VLAN Trunking Protocol (VTP) can be used to propagate VLAN information between switches, eliminating the need to add and remove VLANs manually. While many network administrators appreciate the convenience provided by VTP, it is a luxury which introduces additional complexity to a network, and can potentially cause a great deal of damage if not properly configured.
Regardless of an administrator's stance on VTP, there may be times when it is required to completely eliminate VTP from a network. The obvious solution to disable VTP is to set all switches to transparent mode with
vtp mode transparent. However, while this prevents the switch from participating in VTP, it will still propagate VTP advertisements should a rogue server find its way onto the network. How can we eliminate VTP entirely?
This question was recently posed on the cisco-nsp mailing list, and Paul Cosgrove suggested two solutions. The first is to apply a MAC ACL inbound on the interface(s) where VTP is to be blocked:
mac access-list extended BLOCK_VTP deny any host 0100.0ccc.cccc 0x2003 0x0 permit any any ! interface FastEthernet0/1 mac access-group BLOCK_VTP in
The ACL above matches all frames of ethertype
0x2003 destined for
0100.0ccc.cccc. Specifying the ethertype is necessary to prevent blocking other protocols like CDP and UDLD, which use the same destination MAC. The trailing
0x0 is simply a mask for the ethertype (similar to a wildcard mask for IP addresses).

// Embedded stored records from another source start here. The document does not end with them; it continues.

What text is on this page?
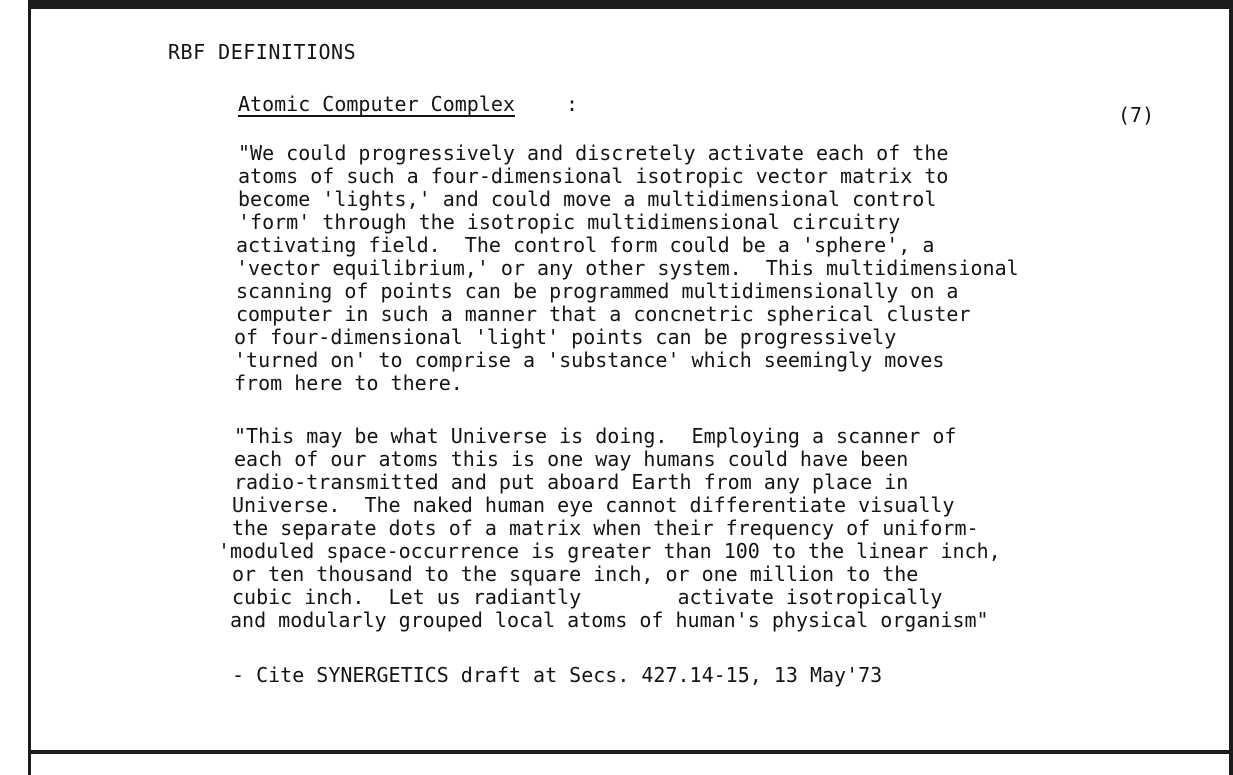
RBF DEFINITIONS
Atomic Computer Complex	:	(7)
"We could progressively and discretely activate each of the
atoms of such a four-dimensional isotropic vector matrix to
become 'lights,' and could move a multidimensional control
'form' through the isotropic multidimensional circuitry
activating field.  The control form could be a 'sphere', a
'vector equilibrium,' or any other system.  This multidimensional
scanning of points can be programmed multidimensionally on a
computer in such a manner that a concnetric spherical cluster
of four-dimensional 'light' points can be progressively
'turned on' to comprise a 'substance' which seemingly moves
from here to there.
"This may be what Universe is doing.  Employing a scanner of
each of our atoms this is one way humans could have been
radio-transmitted and put aboard Earth from any place in
Universe.  The naked human eye cannot differentiate visually
the separate dots of a matrix when their frequency of uniform-
'moduled space-occurrence is greater than 100 to the linear inch,
or ten thousand to the square inch, or one million to the
cubic inch.  Let us radiantly        activate isotropically
and modularly grouped local atoms of human's physical organism"
- Cite SYNERGETICS draft at Secs. 427.14-15, 13 May'73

The second method suggested involves the creation of a VLAN filter to block VTP for all ports in certain VLANs:
mac access-list extended MATCH_VTP permit any host 0100.0ccc.cccc 0x2003 0x0 ! vlan access-map BLOCK_VTP 10 action drop match mac address MATCH_VTP vlan access-map BLOCK_VTP 20 action forward vlan filter BLOCK_VTP vlan-list 1-4094
Both solutions will bock VTP completely on the involved interfaces. Additionally, IOS 12.2(33)SXH introduced vtp mode off, providing a much more convenient way to fully disable VTP.